Neri Oxman, a former MIT professor, admitted to plagiarising her own dissertation in an X post after Business Insider found instances of her lifting sentences from and neglecting to cite other researchers.
Dr Oxman wrote that she had received four paragraphs in question from the outlet regarding her 2010 paper. “For each of the four paragraphs in question, I properly credited the original source’s author(s) with references at the end of each of the subject paragraphs, and in the detailed bibliography end pages of the dissertation,” she wrote.
However, she added, “I did not place the subject language in quotation marks, which would be the proper approach for crediting the work. I regret and apologize for these errors.”
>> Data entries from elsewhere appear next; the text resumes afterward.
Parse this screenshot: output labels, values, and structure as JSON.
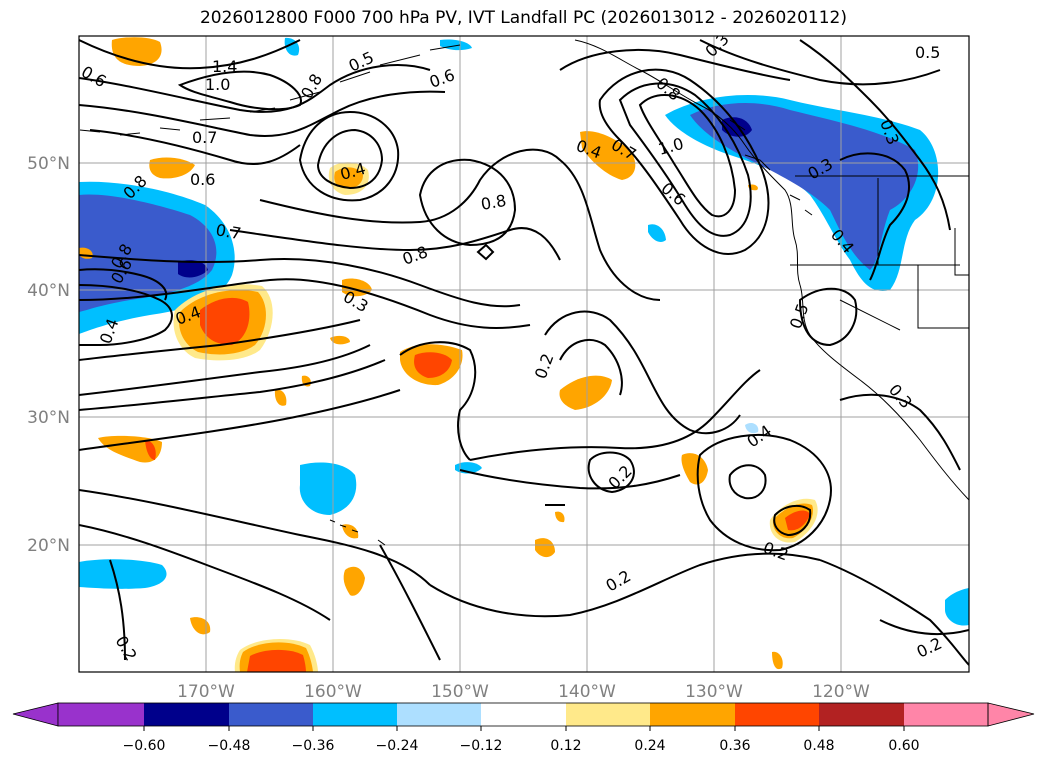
{
  "title": "2026012800 F000 700 hPa PV, IVT Landfall PC (2026013012 - 2026020112)",
  "latitude_labels": [
    "50°N",
    "40°N",
    "30°N",
    "20°N"
  ],
  "longitude_labels": [
    "170°W",
    "160°W",
    "150°W",
    "140°W",
    "130°W",
    "120°W"
  ],
  "colorbar": {
    "ticks": [
      "−0.60",
      "−0.48",
      "−0.36",
      "−0.24",
      "−0.12",
      "0.12",
      "0.24",
      "0.36",
      "0.48",
      "0.60"
    ],
    "colors": [
      "#9932CC",
      "#00008B",
      "#3A5BCC",
      "#00BFFF",
      "#ADDFFF",
      "#FFFFFF",
      "#FFE98A",
      "#FFA500",
      "#FF4500",
      "#B22222",
      "#FF85A8"
    ]
  },
  "contour_labels": [
    "0.6",
    "1.4",
    "1.0",
    "0.8",
    "0.6",
    "0.5",
    "0.3",
    "0.5",
    "0.8",
    "0.3",
    "0.7",
    "0.6",
    "0.4",
    "0.7",
    "1.0",
    "0.6",
    "0.3",
    "0.4",
    "0.8",
    "0.7",
    "0.8",
    "0.8",
    "0.4",
    "0.5",
    "0.4",
    "0.3",
    "0.8",
    "0.6",
    "0.2",
    "0.2",
    "0.4",
    "0.3",
    "0.4",
    "0.2",
    "0.2",
    "0.2",
    "0.2"
  ]
}
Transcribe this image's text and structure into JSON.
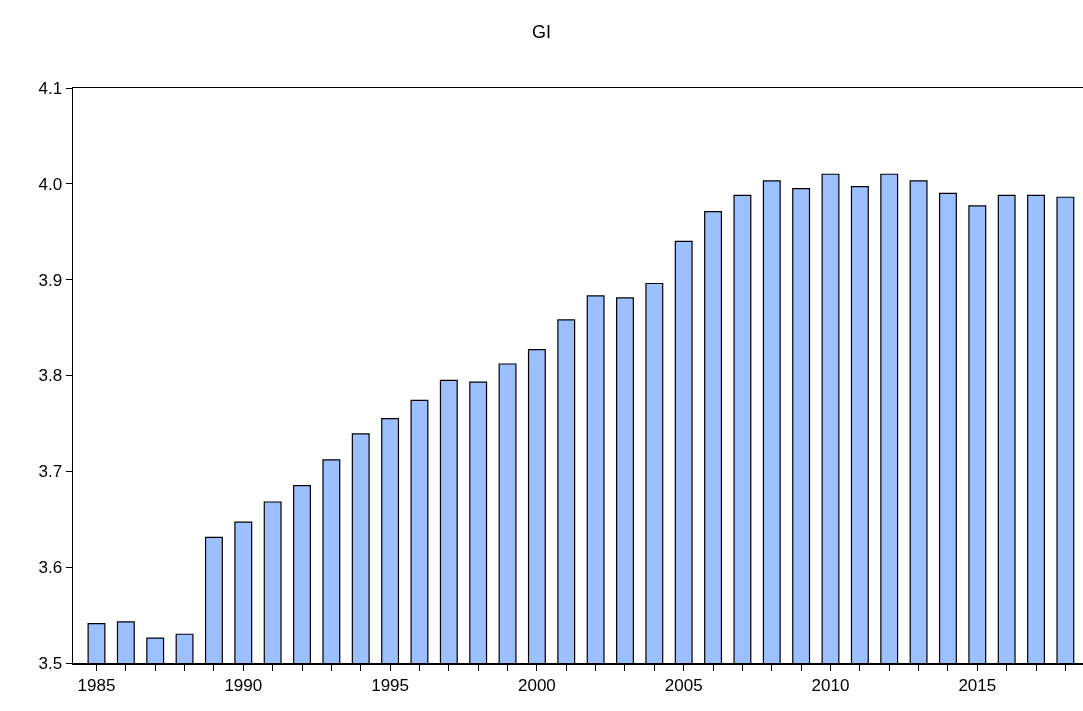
{
  "chart_data": {
    "type": "bar",
    "title": "GI",
    "x": [
      1985,
      1986,
      1987,
      1988,
      1989,
      1990,
      1991,
      1992,
      1993,
      1994,
      1995,
      1996,
      1997,
      1998,
      1999,
      2000,
      2001,
      2002,
      2003,
      2004,
      2005,
      2006,
      2007,
      2008,
      2009,
      2010,
      2011,
      2012,
      2013,
      2014,
      2015,
      2016,
      2017,
      2018
    ],
    "values": [
      3.541,
      3.543,
      3.526,
      3.53,
      3.631,
      3.647,
      3.668,
      3.685,
      3.712,
      3.739,
      3.755,
      3.774,
      3.795,
      3.793,
      3.812,
      3.827,
      3.858,
      3.883,
      3.881,
      3.896,
      3.94,
      3.971,
      3.988,
      4.003,
      3.995,
      4.01,
      3.997,
      4.01,
      4.003,
      3.99,
      3.977,
      3.988,
      3.988,
      3.986
    ],
    "color": "#9cbfff",
    "xlim": [
      1984.2,
      2018.6
    ],
    "xticks": [
      1985,
      {
        "value": 1986,
        "label": null
      },
      {
        "value": 1987,
        "label": null
      },
      {
        "value": 1988,
        "label": null
      },
      {
        "value": 1989,
        "label": null
      },
      1990,
      {
        "value": 1991,
        "label": null
      },
      {
        "value": 1992,
        "label": null
      },
      {
        "value": 1993,
        "label": null
      },
      {
        "value": 1994,
        "label": null
      },
      1995,
      {
        "value": 1996,
        "label": null
      },
      {
        "value": 1997,
        "label": null
      },
      {
        "value": 1998,
        "label": null
      },
      {
        "value": 1999,
        "label": null
      },
      2000,
      {
        "value": 2001,
        "label": null
      },
      {
        "value": 2002,
        "label": null
      },
      {
        "value": 2003,
        "label": null
      },
      {
        "value": 2004,
        "label": null
      },
      2005,
      {
        "value": 2006,
        "label": null
      },
      {
        "value": 2007,
        "label": null
      },
      {
        "value": 2008,
        "label": null
      },
      {
        "value": 2009,
        "label": null
      },
      2010,
      {
        "value": 2011,
        "label": null
      },
      {
        "value": 2012,
        "label": null
      },
      {
        "value": 2013,
        "label": null
      },
      {
        "value": 2014,
        "label": null
      },
      2015,
      {
        "value": 2016,
        "label": null
      },
      {
        "value": 2017,
        "label": null
      },
      {
        "value": 2018,
        "label": null
      }
    ],
    "ylim": [
      3.5,
      4.1
    ],
    "yticks": [
      3.5,
      3.6,
      3.7,
      3.8,
      3.9,
      {
        "value": 4,
        "label": "4.0"
      },
      4.1
    ]
  }
}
Following the initial accusations, Business Insider reported finding 28 additional examples of plagiarism in her work — including allegedly lifting passages from Wikipedia. The publication noted sections of her dissertation that appeared to be more or less taken verbatim from numerous Wikipedia entries without proper attribution.
The allegations arrived days after Claudine Gay stepped down after pressure from lawmakers and Mr Ackman, a Havard alum. Dr Gay had faced intense scrutiny following her appearance at a Congressional hearing regarding her response to antisemitism on campus in the wake of the Hamas attacks.
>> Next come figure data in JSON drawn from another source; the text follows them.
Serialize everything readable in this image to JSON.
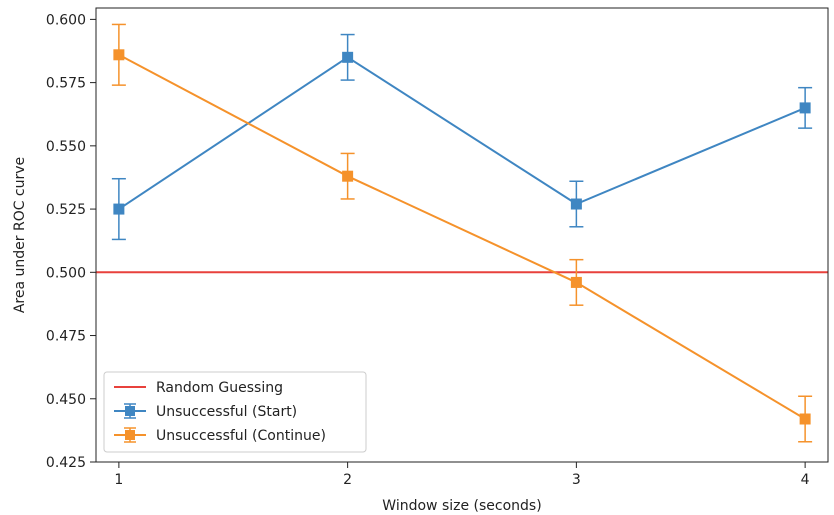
{
  "chart_data": {
    "type": "line",
    "title": "",
    "xlabel": "Window size (seconds)",
    "ylabel": "Area under ROC curve",
    "x": [
      1,
      2,
      3,
      4
    ],
    "x_tick_labels": [
      "1",
      "2",
      "3",
      "4"
    ],
    "xlim": [
      0.9,
      4.1
    ],
    "ylim": [
      0.425,
      0.6045
    ],
    "y_ticks": [
      0.425,
      0.45,
      0.475,
      0.5,
      0.525,
      0.55,
      0.575,
      0.6
    ],
    "y_tick_labels": [
      "0.425",
      "0.450",
      "0.475",
      "0.500",
      "0.525",
      "0.550",
      "0.575",
      "0.600"
    ],
    "grid": false,
    "legend_position": "lower-left",
    "reference_line": {
      "name": "Random Guessing",
      "y": 0.5,
      "color": "#e8413c"
    },
    "series": [
      {
        "name": "Unsuccessful (Start)",
        "color": "#3f86c2",
        "marker": "square",
        "values": [
          0.525,
          0.585,
          0.527,
          0.565
        ],
        "error": [
          0.012,
          0.009,
          0.009,
          0.008
        ]
      },
      {
        "name": "Unsuccessful (Continue)",
        "color": "#f5922b",
        "marker": "square",
        "values": [
          0.586,
          0.538,
          0.496,
          0.442
        ],
        "error": [
          0.012,
          0.009,
          0.009,
          0.009
        ]
      }
    ]
  }
}
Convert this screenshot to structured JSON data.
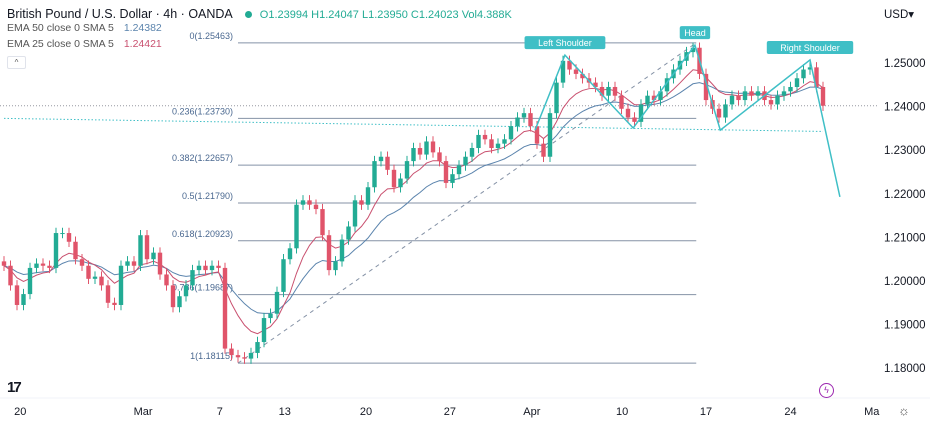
{
  "header": {
    "title": "British Pound / U.S. Dollar · 4h · OANDA",
    "open": "O1.23994",
    "high": "H1.24047",
    "low": "L1.23950",
    "close": "C1.24023",
    "volume": "Vol4.388K",
    "currency": "USD",
    "currency_caret": "▾",
    "collapse_glyph": "^"
  },
  "indicators": [
    {
      "label": "EMA 50 close 0 SMA 5",
      "value": "1.24382",
      "color": "#5b84ad"
    },
    {
      "label": "EMA 25 close 0 SMA 5",
      "value": "1.24421",
      "color": "#c9506f"
    }
  ],
  "colors": {
    "up": "#22ab94",
    "down": "#e0546a",
    "pattern": "#3fbfc6",
    "fib": "#8592a6",
    "grid": "#b2b5be"
  },
  "chart_data": {
    "type": "candlestick",
    "symbol": "GBPUSD",
    "ylim": [
      1.1755,
      1.2585
    ],
    "y_ticks": [
      "1.25000",
      "1.24000",
      "1.23000",
      "1.22000",
      "1.21000",
      "1.20000",
      "1.19000",
      "1.18000"
    ],
    "y_tick_values": [
      1.25,
      1.24,
      1.23,
      1.22,
      1.21,
      1.2,
      1.19,
      1.18
    ],
    "x_ticks": [
      {
        "label": "20",
        "index": 2.5
      },
      {
        "label": "Mar",
        "index": 21.4
      },
      {
        "label": "7",
        "index": 33.2
      },
      {
        "label": "13",
        "index": 43.2
      },
      {
        "label": "20",
        "index": 55.7
      },
      {
        "label": "27",
        "index": 68.6
      },
      {
        "label": "Apr",
        "index": 81.2
      },
      {
        "label": "10",
        "index": 95.1
      },
      {
        "label": "17",
        "index": 108
      },
      {
        "label": "24",
        "index": 121
      },
      {
        "label": "Ma",
        "index": 133.5
      }
    ],
    "first_open": 1.2045,
    "close": [
      1.2035,
      1.199,
      1.1945,
      1.197,
      1.203,
      1.204,
      1.2035,
      1.203,
      1.211,
      1.211,
      1.209,
      1.205,
      1.2035,
      1.2005,
      1.201,
      1.199,
      1.195,
      1.1945,
      1.2035,
      1.2045,
      1.2035,
      1.2105,
      1.205,
      1.2065,
      1.2015,
      1.199,
      1.194,
      1.1965,
      1.199,
      1.2025,
      1.2035,
      1.2025,
      1.2035,
      1.203,
      1.1845,
      1.183,
      1.1825,
      1.1822,
      1.1835,
      1.186,
      1.1915,
      1.1925,
      1.1975,
      1.205,
      1.2075,
      1.2175,
      1.2185,
      1.2175,
      1.2165,
      1.2105,
      1.2025,
      1.2045,
      1.2095,
      1.2125,
      1.2185,
      1.2175,
      1.2215,
      1.2275,
      1.2285,
      1.2255,
      1.2215,
      1.2235,
      1.2275,
      1.2305,
      1.229,
      1.232,
      1.2295,
      1.2275,
      1.2225,
      1.2245,
      1.2265,
      1.2285,
      1.2305,
      1.2335,
      1.2325,
      1.2305,
      1.2315,
      1.2325,
      1.2355,
      1.2375,
      1.2385,
      1.2355,
      1.2315,
      1.2285,
      1.2385,
      1.2455,
      1.2505,
      1.2485,
      1.2475,
      1.2465,
      1.2455,
      1.2445,
      1.2425,
      1.2445,
      1.2425,
      1.2395,
      1.2375,
      1.2365,
      1.2405,
      1.2425,
      1.2415,
      1.2435,
      1.2465,
      1.2485,
      1.2505,
      1.2525,
      1.2535,
      1.2475,
      1.2415,
      1.2395,
      1.2375,
      1.2405,
      1.2425,
      1.2415,
      1.2435,
      1.2425,
      1.2435,
      1.2415,
      1.2405,
      1.2425,
      1.2435,
      1.2445,
      1.2465,
      1.2485,
      1.249,
      1.2445,
      1.2402
    ],
    "current_price": 1.2402,
    "fibonacci": [
      {
        "label": "0(1.25463)",
        "price": 1.25463
      },
      {
        "label": "0.236(1.23730)",
        "price": 1.2373
      },
      {
        "label": "0.382(1.22657)",
        "price": 1.22657
      },
      {
        "label": "0.5(1.21790)",
        "price": 1.2179
      },
      {
        "label": "0.618(1.20923)",
        "price": 1.20923
      },
      {
        "label": "0.786(1.19687)",
        "price": 1.19687
      },
      {
        "label": "1(1.18115)",
        "price": 1.18115
      }
    ],
    "fib_range_index": [
      36,
      106.5
    ],
    "neckline": [
      {
        "index": 0,
        "price": 1.2373
      },
      {
        "index": 126,
        "price": 1.2343
      }
    ],
    "pattern_path": [
      {
        "index": 81.7,
        "price": 1.2346
      },
      {
        "index": 86.3,
        "price": 1.2518
      },
      {
        "index": 96.8,
        "price": 1.2351
      },
      {
        "index": 106.3,
        "price": 1.2541
      },
      {
        "index": 110.2,
        "price": 1.2346
      },
      {
        "index": 124,
        "price": 1.2507
      },
      {
        "index": 128.6,
        "price": 1.2193
      }
    ],
    "annotations": [
      {
        "text": "Left Shoulder",
        "index": 86.3,
        "price": 1.2518
      },
      {
        "text": "Head",
        "index": 106.3,
        "price": 1.2541
      },
      {
        "text": "Right Shoulder",
        "index": 124,
        "price": 1.2507
      }
    ]
  },
  "footer": {
    "logo": "TV",
    "bolt_glyph": "ϟ",
    "gear_glyph": "☼"
  }
}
Mr Ackman suggested she was hired because she met the “DEI office’s criteria,” but his efforts ramped up following the discoveries that she plagiarised portions of her PhD dissertation.
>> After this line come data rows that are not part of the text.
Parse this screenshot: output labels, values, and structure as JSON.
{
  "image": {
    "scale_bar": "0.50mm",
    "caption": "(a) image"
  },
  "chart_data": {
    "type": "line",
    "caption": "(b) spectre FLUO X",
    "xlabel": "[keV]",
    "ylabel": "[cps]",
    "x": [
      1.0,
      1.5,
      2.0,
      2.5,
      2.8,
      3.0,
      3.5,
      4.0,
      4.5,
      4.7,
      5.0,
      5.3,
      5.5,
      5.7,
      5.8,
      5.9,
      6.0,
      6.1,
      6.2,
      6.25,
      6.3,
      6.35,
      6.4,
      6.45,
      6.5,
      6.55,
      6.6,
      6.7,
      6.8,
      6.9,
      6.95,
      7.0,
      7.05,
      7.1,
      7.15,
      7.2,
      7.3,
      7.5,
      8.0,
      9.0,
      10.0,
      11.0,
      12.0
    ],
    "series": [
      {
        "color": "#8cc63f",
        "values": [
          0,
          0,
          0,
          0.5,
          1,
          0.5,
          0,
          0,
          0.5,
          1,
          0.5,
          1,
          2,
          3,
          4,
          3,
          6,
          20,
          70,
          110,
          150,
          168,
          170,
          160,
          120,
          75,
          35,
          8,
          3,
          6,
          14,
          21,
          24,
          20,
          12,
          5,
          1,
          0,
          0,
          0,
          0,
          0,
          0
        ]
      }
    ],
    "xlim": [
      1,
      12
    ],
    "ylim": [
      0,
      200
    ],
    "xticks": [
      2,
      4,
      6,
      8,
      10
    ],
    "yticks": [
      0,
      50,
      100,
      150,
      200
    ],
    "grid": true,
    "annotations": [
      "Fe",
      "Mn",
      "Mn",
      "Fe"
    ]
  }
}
Mr Ackman wrote a scathing 4,000-word post on X about the university’s diversity, equity and inclusion initiative. He also addressed the Harvard board’s response to the plagiarism allegations against her.
He wrote, “When the Board finally publicly acknowledged some of Gay’s plagiarism, it characterized the plagiarism as ‘unintentional’ and invented new euphemisms, i.e., ‘duplicative language’ to describe plagiarism, a belittling of academic integrity that has caused grave damage to Harvard’s academic standards and credibility.”
Following Business Insider’s report, the hedge fund CEO took to X to defend her through a series of questions.
He remarked on the timeline, “How can one defend oneself against an accusation of plagiarizing Wikipedia for a dissertation written 15 years ago in 2009?” Ms Gay’s dissertation was written in 1997.
Mr Ackman then asked about Wikipedia: “Isn’t the whole point of Wikipedia that it is a dynamic source of info that changes minute by minute based on edits and contributions from around the globe?”
He then asked whether the website is copyrighted, and added, “Has anyone (other than my wife) ever been accused of plagiarism based on using Wikipedia for a definition of a word?”
The Independent has reached out to Mr Ackman and Dr Oxman for comment.